One of the promises made by the internet industry to artists and consumers was the aforementioned opportunity for discovery; but I don’t think anyone meant the discovery of dreck that fans would have sift through to find the work of artists we already know or might want to know.  Nobody appears to be doing anything illegal in gaming the system (unless Spotify is engaged in any type of fraud), but that doesn’t mean the new models don’t enable some far more complex forms of chicanery than those 90s-era complaints about overpriced CDs.
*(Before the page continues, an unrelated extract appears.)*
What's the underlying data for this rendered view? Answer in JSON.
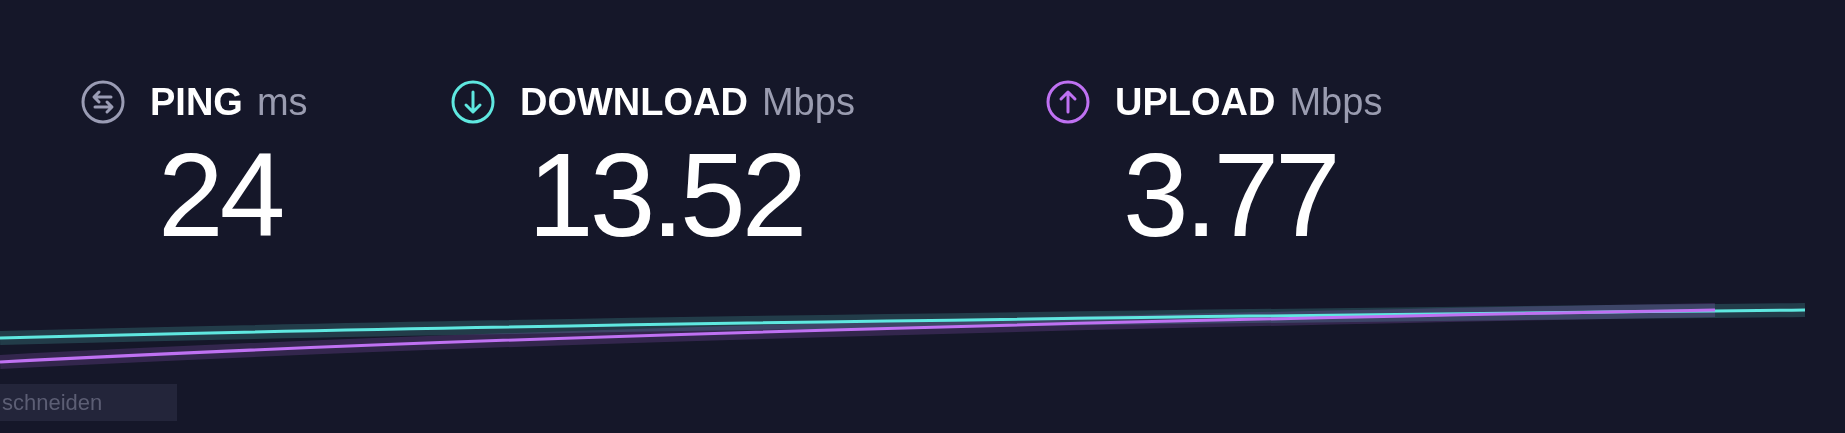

Referring back to the Canadian Supreme Court decision in the Equustek case, the significance of that decision (despite the wailing and teeth-gnashing at EFF et al) is that it recognizes the ways in which the tools we use to derive benefit from the web—search, SEO, keywords, etc.—are very easily wielded by hucksters, spammers, and outright thieves.  No, listening to a Bob Seger impersonator on Spotify isn’t going to hurt anyone, except perhaps Bob Seger, but reading fake news does, and so does buying counterfeit products or accidentally giving information to a scam service.

I doubt we’ve heard the last on the question of whether or not Spotify is actually commissioning works under pseudonymous artist names, or where that investigation might lead.  To me, these latest revelations are just part of the same narrative that keeps unfolding this year—that the “new models” of the digital age have some serious flaws for which the fixes might be that these companies have to behave a little bit like “legacy” industry.  And that may not be a bad thing.